Mijn familie of Ik heb me nooit gerealiseerd dat ik een probleem had dat groot genoeg was om een therapeut te zoeken. Ze hebben misschien ongewoon gedrag opgemerkt, maar er is geen officiële hulp ingeroepen.
- Ik heb sociale vaardigheden geleerd Gelukkig heb ik gemiddelde tot bovengemiddelde intelligentie, dus ik gebruikte het om sociale vaardigheden te verwerven. Als je in de chaos wordt gegooid van de middelbare school, de medische school, het leger, de gezondheidszorg, wordt je een man. Ik leerde het belang van non-verbale signalen. Ik heb geleerd dat niet ALLE details in aanmerking hoeven te worden genomen bij het uitleggen van iets. Van mijn vrouw leerde ik hoe ik op de behoeften van iemand anders moest reageren. Ik heb beslist geleerd professioneel te zijn in de omgang met collegas. En om tussen de regels door te lezen wanneer ze erachter komen wat ze precies willen of nodig hebben. Ik heb geleerd hoe ik op een meer boeiende manier met patiënten kan praten. Dit zijn elementair voor neurotypische middelen, ik weet het. Voor mij blijven deze vaardigheden die ik heb geleerd NIET instinctief. Het zijn coping-mechanismen die ik cognitief heb verworven, op dezelfde manier waarop u biologie of astronomie leert. Ik blijf echter nog steeds erg gevoelig voor lawaai.

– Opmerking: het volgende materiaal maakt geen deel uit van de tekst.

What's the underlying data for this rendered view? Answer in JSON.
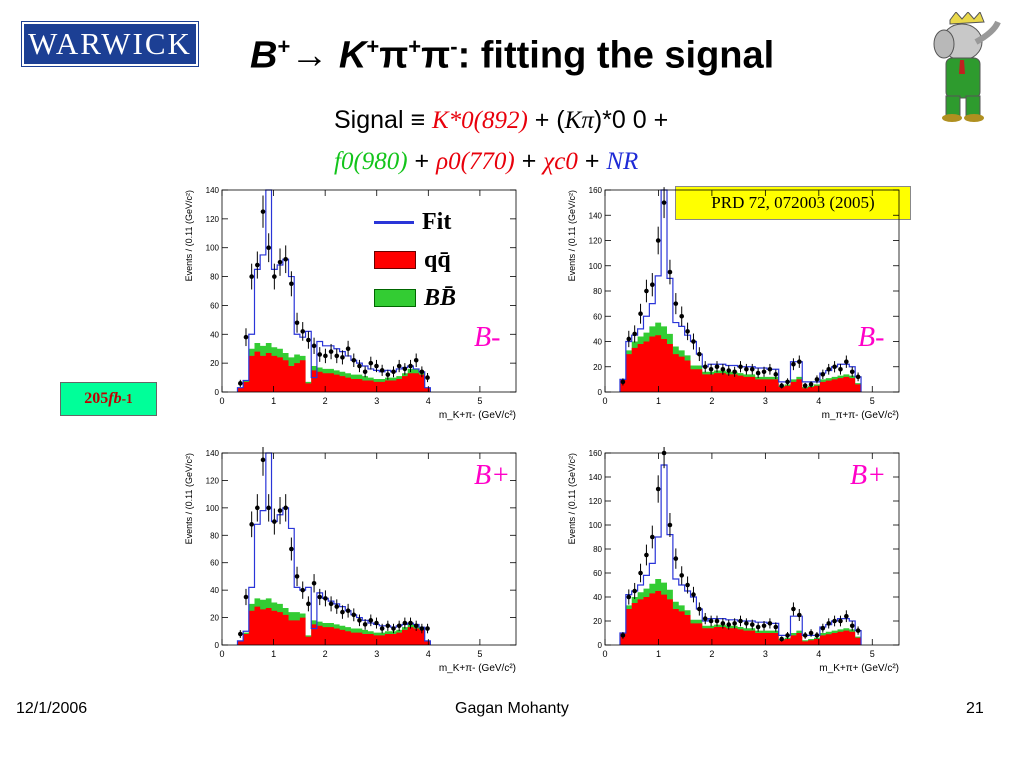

- Ik heb geleerd mijn gewoonten te doorbreken Als je een routine volgt, val je in een sleur. Soms dwong ik mezelf om naar een ander restaurant te gaan of een andere film te kijken. Of varieer mijn trainingsroutine. In het verleden was alles wat ik deed joggen, joggen, joggen. Nu heb ik intervaltraining met hoge intensiteit (HIIT) en gewichtstraining gevolgd. Ik heb geleerd hoe ik creditcards moet gebruiken, zonder natuurlijk schulden te maken.
Ik kan goed opschieten met mijn huidige collegas, veel beter dan met mijn leeftijdsgenoten vele jaren geleden. Ik zou een groep vrienden zien en meedoen aan een gesprek. Ik zou gaan lunchen met collegas wanneer de tijd het me toelaat. Dit zijn dingen die ik mezelf tien jaar geleden nooit zou kunnen voorstellen.
Achteraf gezien had ik waarschijnlijk slechts een milde vorm van autisme, aangezien ik adequate coping-mechanismen ontwikkelde zonder een therapeut te zien. Ik denk dat het leven veel moeilijker zou zijn voor mensen met een ernstigere vorm of met een verstandelijke beperking.